When digging further into the back catalogue of LA Theatre Works, there are also some theatrical staples that cannot be missed. The 2003 LATW production of “Oedipus the King” by Sophocles is a wonderful introduction to Athenian drama. Harry Lennix’s Oedipus performance contains the complexity of a proud man being brought to his knees by scandal. The sound design is bombastic and revels in the tragedy of the classic tale. While originally meant to be played to a colosseum, Sophocles’ most popular work is at home in the radio format.
If you manage to exhaust the LATW’s massive back catalogue of works, the website “Old Time Radio Downloads,” while the name is strange and the site itself reminiscent of the late 90s, has a great number of wonderful plays to listen to.

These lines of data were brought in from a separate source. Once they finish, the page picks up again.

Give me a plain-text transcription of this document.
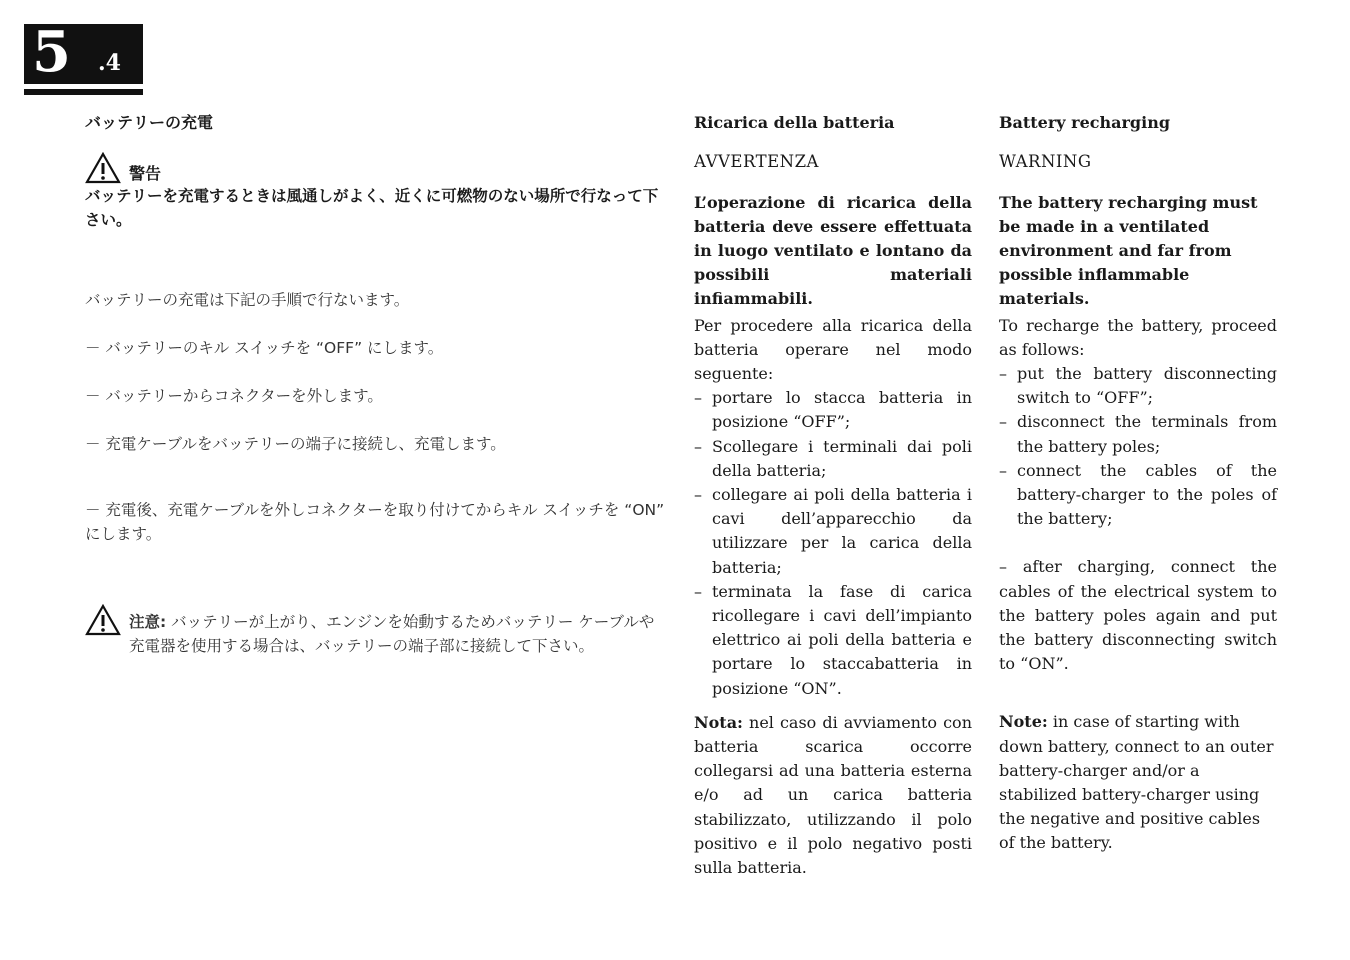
5 .4

バッテリーの充電

警告

バッテリーを充電するときは風通しがよく、近くに可燃物のない場所で行なって下さい。

バッテリーの充電は下記の手順で行ないます。

－ バッテリーのキル スイッチを “OFF” にします。

－ バッテリーからコネクターを外します。

－ 充電ケーブルをバッテリーの端子に接続し、充電します。

－ 充電後、充電ケーブルを外しコネクターを取り付けてからキル スイッチを “ON” にします。

注意: バッテリーが上がり、エンジンを始動するためバッテリー ケーブルや充電器を使用する場合は、バッテリーの端子部に接続して下さい。

Ricarica della batteria

AVVERTENZA

L’operazione di ricarica della batteria deve essere effettuata in luogo ventilato e lontano da possibili materiali infiammabili.

Per procedere alla ricarica della batteria operare nel modo seguente:

– portare lo stacca batteria in posizione “OFF”;
– Scollegare i terminali dai poli della batteria;
– collegare ai poli della batteria i cavi dell’apparecchio da utilizzare per la carica della batteria;
– terminata la fase di carica ricollegare i cavi dell’impianto elettrico ai poli della batteria e portare lo staccabatteria in posizione “ON”.

Nota: nel caso di avviamento con batteria scarica occorre collegarsi ad una batteria esterna e/o ad un carica batteria stabilizzato, utilizzando il polo positivo e il polo negativo posti sulla batteria.

Battery recharging

WARNING

The battery recharging must be made in a ventilated environment and far from possible inflammable materials.

To recharge the battery, proceed as follows:

– put the battery disconnecting switch to “OFF”;
– disconnect the terminals from the battery poles;
– connect the cables of the battery-charger to the poles of the battery;

– after charging, connect the cables of the electrical system to the battery poles again and put the battery disconnecting switch to “ON”.

Note: in case of starting with down battery, connect to an outer battery-charger and/or a stabilized battery-charger using the negative and positive cables of the battery.
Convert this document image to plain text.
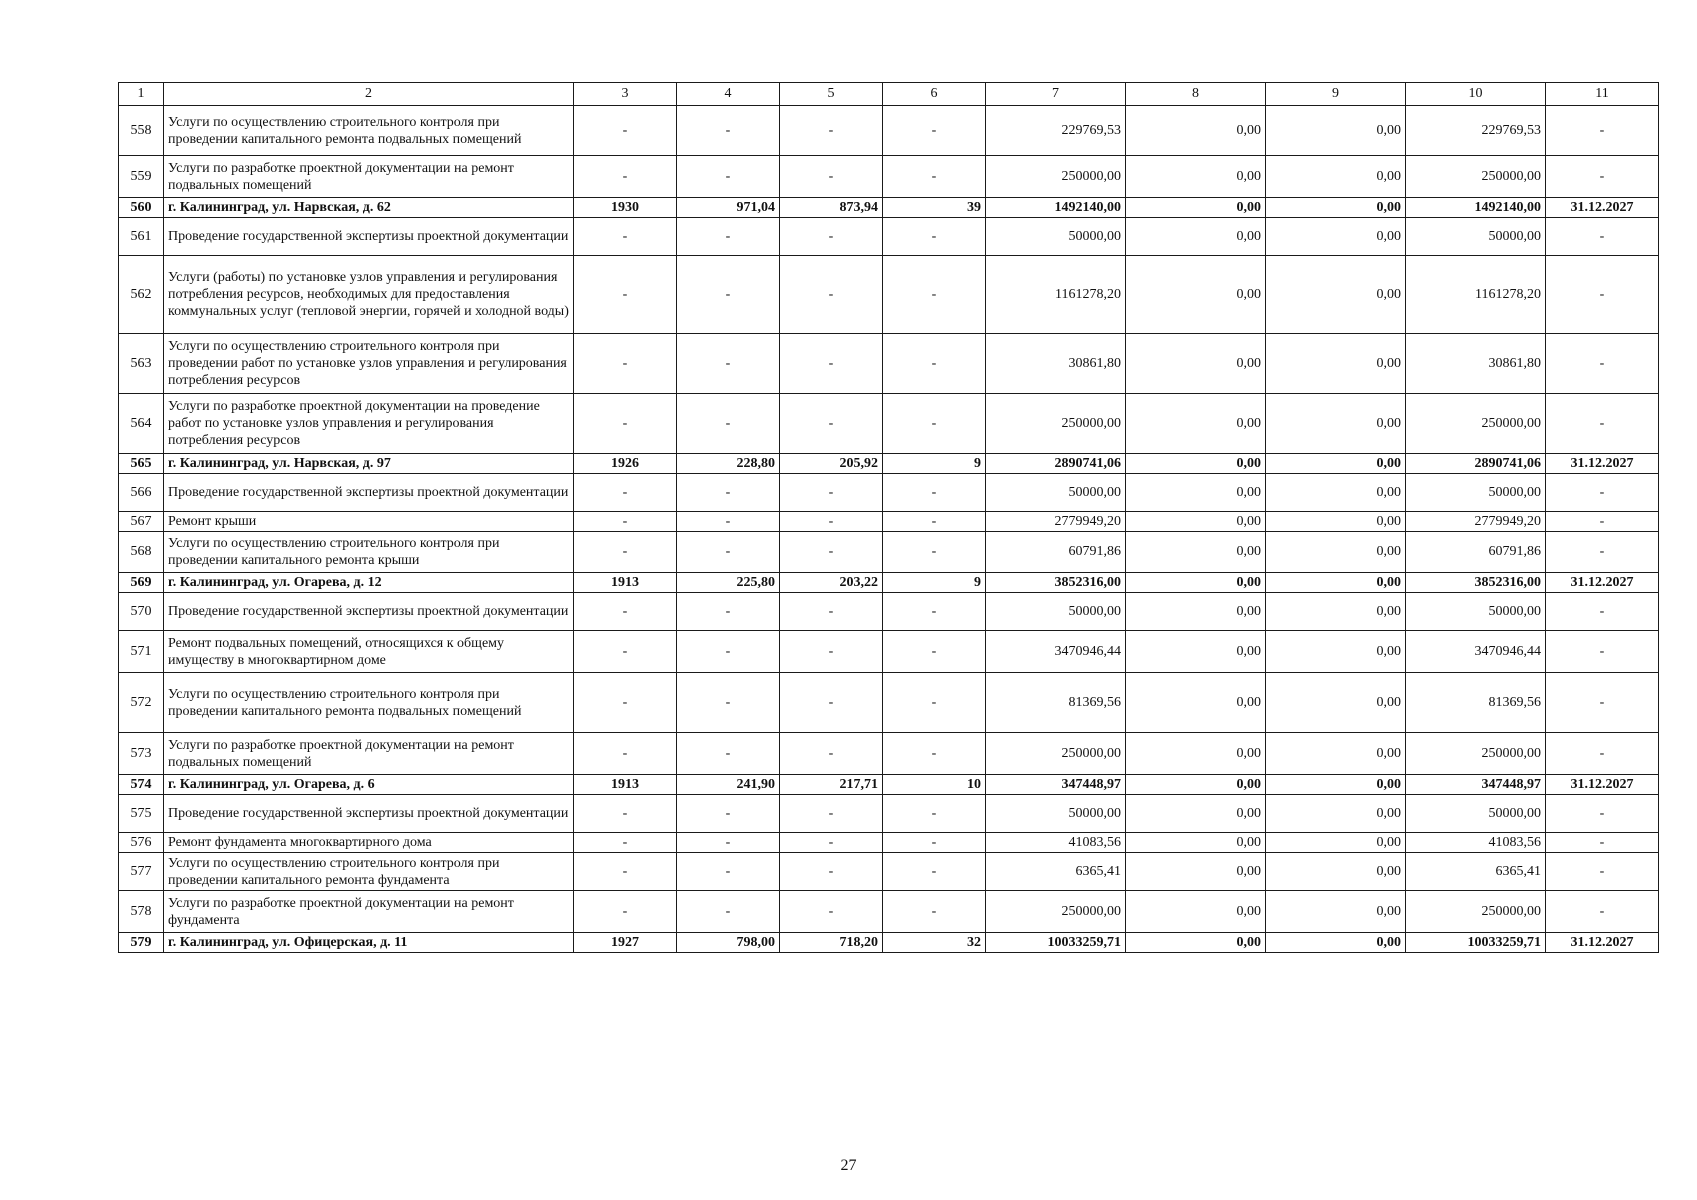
1	2	3	4	5	6	7	8	9	10	11
558	Услуги по осуществлению строительного контроля при проведении капитального ремонта подвальных помещений	-	-	-	-	229769,53	0,00	0,00	229769,53	-
559	Услуги по разработке проектной документации на ремонт подвальных помещений	-	-	-	-	250000,00	0,00	0,00	250000,00	-
560	г. Калининград, ул. Нарвская, д. 62	1930	971,04	873,94	39	1492140,00	0,00	0,00	1492140,00	31.12.2027
561	Проведение государственной экспертизы проектной документации	-	-	-	-	50000,00	0,00	0,00	50000,00	-
562	Услуги (работы) по установке узлов управления и регулирования потребления ресурсов, необходимых для предоставления коммунальных услуг (тепловой энергии, горячей и холодной воды)	-	-	-	-	1161278,20	0,00	0,00	1161278,20	-
563	Услуги по осуществлению строительного контроля при проведении работ по установке узлов управления и регулирования потребления ресурсов	-	-	-	-	30861,80	0,00	0,00	30861,80	-
564	Услуги по разработке проектной документации на проведение работ по установке узлов управления и регулирования потребления ресурсов	-	-	-	-	250000,00	0,00	0,00	250000,00	-
565	г. Калининград, ул. Нарвская, д. 97	1926	228,80	205,92	9	2890741,06	0,00	0,00	2890741,06	31.12.2027
566	Проведение государственной экспертизы проектной документации	-	-	-	-	50000,00	0,00	0,00	50000,00	-
567	Ремонт крыши	-	-	-	-	2779949,20	0,00	0,00	2779949,20	-
568	Услуги по осуществлению строительного контроля при проведении капитального ремонта крыши	-	-	-	-	60791,86	0,00	0,00	60791,86	-
569	г. Калининград, ул. Огарева, д. 12	1913	225,80	203,22	9	3852316,00	0,00	0,00	3852316,00	31.12.2027
570	Проведение государственной экспертизы проектной документации	-	-	-	-	50000,00	0,00	0,00	50000,00	-
571	Ремонт подвальных помещений, относящихся к общему имуществу в многоквартирном доме	-	-	-	-	3470946,44	0,00	0,00	3470946,44	-
572	Услуги по осуществлению строительного контроля при проведении капитального ремонта подвальных помещений	-	-	-	-	81369,56	0,00	0,00	81369,56	-
573	Услуги по разработке проектной документации на ремонт подвальных помещений	-	-	-	-	250000,00	0,00	0,00	250000,00	-
574	г. Калининград, ул. Огарева, д. 6	1913	241,90	217,71	10	347448,97	0,00	0,00	347448,97	31.12.2027
575	Проведение государственной экспертизы проектной документации	-	-	-	-	50000,00	0,00	0,00	50000,00	-
576	Ремонт фундамента многоквартирного дома	-	-	-	-	41083,56	0,00	0,00	41083,56	-
577	Услуги по осуществлению строительного контроля при проведении капитального ремонта фундамента	-	-	-	-	6365,41	0,00	0,00	6365,41	-
578	Услуги по разработке проектной документации на ремонт фундамента	-	-	-	-	250000,00	0,00	0,00	250000,00	-
579	г. Калининград, ул. Офицерская, д. 11	1927	798,00	718,20	32	10033259,71	0,00	0,00	10033259,71	31.12.2027
27
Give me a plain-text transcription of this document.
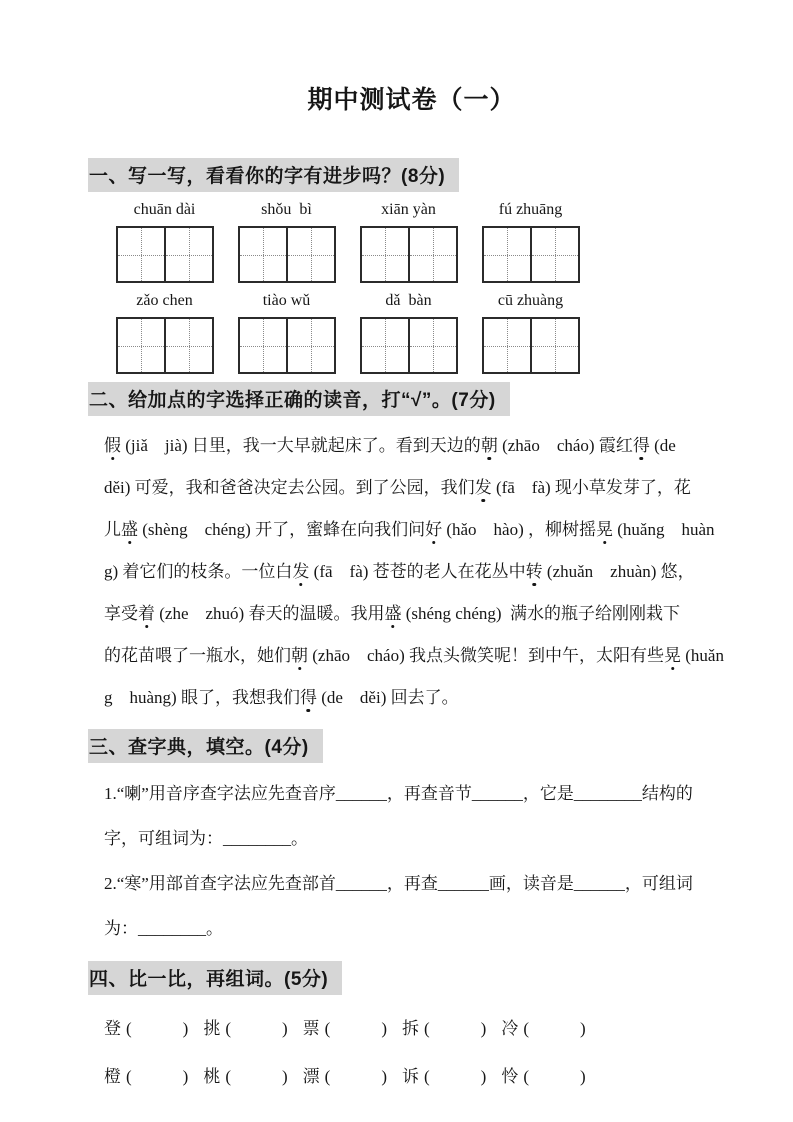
期中测试卷（一）
一、写一写，看看你的字有进步吗？(8分)
chuān dài	shǒu  bì	xiān yàn	fú zhuāng
zǎo chen	tiào wǔ	dǎ  bàn	cū zhuàng
二、给加点的字选择正确的读音，打“√”。(7分)
假 (jiǎ　jià) 日里，我一大早就起床了。看到天边的朝 (zhāo　cháo) 霞红得 (de
děi) 可爱，我和爸爸决定去公园。到了公园，我们发 (fā　fà) 现小草发芽了，花
儿盛 (shèng　chéng) 开了，蜜蜂在向我们问好 (hǎo　hào) ，柳树摇晃 (huǎng　huàn
g) 着它们的枝条。一位白发 (fā　fà) 苍苍的老人在花丛中转 (zhuǎn　zhuàn) 悠，
享受着 (zhe　zhuó) 春天的温暖。我用盛 (shéng chéng)  满水的瓶子给刚刚栽下
的花苗喂了一瓶水，她们朝 (zhāo　cháo) 我点头微笑呢！到中午，太阳有些晃 (huǎn
g　huàng) 眼了，我想我们得 (de　děi) 回去了。
三、查字典，填空。(4分)
1.“喇”用音序查字法应先查音序______，再查音节______，它是________结构的
字，可组词为：________。
2.“寒”用部首查字法应先查部首______，再查______画，读音是______，可组词
为：________。
四、比一比，再组词。(5分)
登 (　　　) 挑 (　　　) 票 (　　　) 拆 (　　　) 冷 (　　　)
橙 (　　　) 桃 (　　　) 漂 (　　　) 诉 (　　　) 怜 (　　　)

Archibald MacLeish’s Pulitzer Prize-winning 1958 drama “JB,” an adaptation of the Book of Job, is perhaps the most compelling production to be found on the site. In a modern era in which it feels as if God has departed and COVID is here to stay, the play is a powerful reminder of the difficulty and ultimate value of maintaining faith in times of incredible hardship.
There are also a litany of strange broadcasts that serve as stark reminders of the patriotic post-war period in which radio was so popular. The series “Cavalcade of America,” sponsored by the chemical corporation Du Pont, can be found on the site. From the mid-30s to the late-50s, the show hosted several great dramatists, including Arthur Miller, who wrote stories about American history. Both a PR machine for a major US company and temporary home to talented writers who would go on to indelibly impact American culture, it is an oddity of the past worth exploring.
Drama is a versatile medium, which the art of the radio play expresses. While film, television, and social media are all viable creative outlets, Seattle U students should keep an eye on what is happening in the world of audio theater.